One particularly compelling example of what we can achieve when we work together is PEPFAR’s collaboration with the WHO in three countries. Through this partnership work in Kenya, 84 percent of TB patients were tested for HIV by the second quarter of 2007, up from 41 percent; in Rwanda, 88 percent of TB patients were tested, up from 45 percent.

Through the same PEPFAR-WHO collaboration, 42 percent of HIV-positive TB patients identified in Kenya were started on ART by the end of 2007; in Ethiopia, 28 percent of HIV-positive TB patients received ART by mid-2007, up from a baseline of 19 percent; and in Rwanda, 36 percent of HIV-positive TB patients received ART by the end 2007 from a baseline of 13 percent.

PEPFAR is also expanding our partnerships with the Bill and Melinda Gates Foundation. A country planning workshop held in Washington in March 2007 yielded costed TB/HIV scale-up plans and additional PEPFAR funds to rapidly begin implementation. Follow-up consultations were held in Kigali last year, and PEPFAR and Gates plan to continue collaboration in field-level interventions that leverage the capacities of each.

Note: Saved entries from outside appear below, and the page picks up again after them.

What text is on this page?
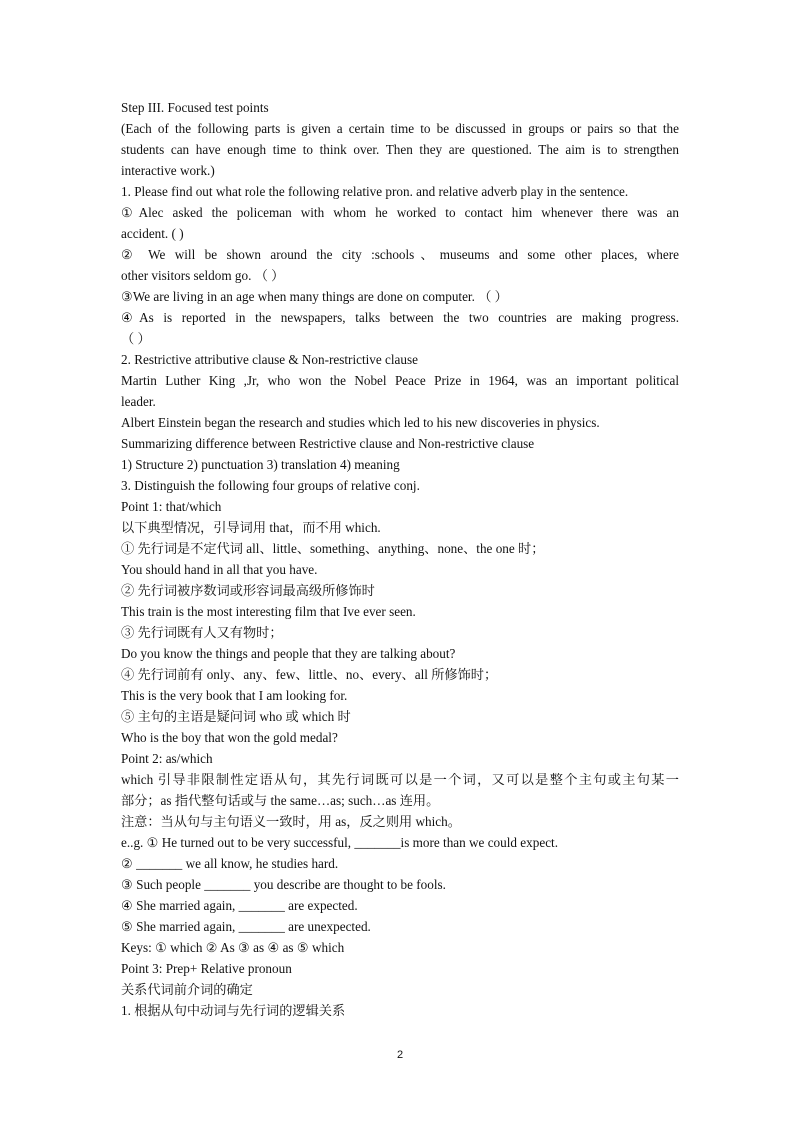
Step III. Focused test points
(Each of the following parts is given a certain time to be discussed in groups or pairs so that the
students can have enough time to think over. Then they are questioned. The aim is to strengthen
interactive work.)
1. Please find out what role the following relative pron. and relative adverb play in the sentence.
①Alec asked the policeman with whom he worked to contact him whenever there was an
accident. ( )
② We will be shown around the city :schools、museums and some other places, where
other visitors seldom go. （ ）
③We are living in an age when many things are done on computer. （ ）
④As is reported in the newspapers, talks between the two countries are making progress.
（ ）
2. Restrictive attributive clause & Non-restrictive clause
Martin Luther King ,Jr, who won the Nobel Peace Prize in 1964, was an important political
leader.
Albert Einstein began the research and studies which led to his new discoveries in physics.
Summarizing difference between Restrictive clause and Non-restrictive clause
1) Structure 2) punctuation 3) translation 4) meaning
3. Distinguish the following four groups of relative conj.
Point 1: that/which
以下典型情况，引导词用 that，而不用 which.
① 先行词是不定代词 all、little、something、anything、none、the one 时；
You should hand in all that you have.
② 先行词被序数词或形容词最高级所修饰时
This train is the most interesting film that Ive ever seen.
③ 先行词既有人又有物时；
Do you know the things and people that they are talking about?
④ 先行词前有 only、any、few、little、no、every、all 所修饰时；
This is the very book that I am looking for.
⑤ 主句的主语是疑问词 who 或 which 时
Who is the boy that won the gold medal?
Point 2: as/which
which 引导非限制性定语从句，其先行词既可以是一个词，又可以是整个主句或主句某一
部分；as 指代整句话或与 the same…as; such…as 连用。
注意：当从句与主句语义一致时，用 as，反之则用 which。
e..g. ① He turned out to be very successful, _______is more than we could expect.
② _______ we all know, he studies hard.
③ Such people _______ you describe are thought to be fools.
④ She married again, _______ are expected.
⑤ She married again, _______ are unexpected.
Keys: ① which ② As ③ as ④ as ⑤ which
Point 3: Prep+ Relative pronoun
关系代词前介词的确定
1. 根据从句中动词与先行词的逻辑关系
2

Most important of all, though, are the people living in affected communities around the world who are working to address the threat of HIV/TB. As with the response to HIV, a successful response to TB must be country-owned, led by the people of heavily-affected communities. These local leaders must advocate and educate in support of activities such as proper cough etiquette, health-seeking behaviors, and safe environments in clinics and hospitals. International partners like PEPFAR, WHO and the Global Fund can and must come alongside to support them, but we must remember the vital importance of country ownership to an effective response.

Thank you for your engagement and partnership on this important issue.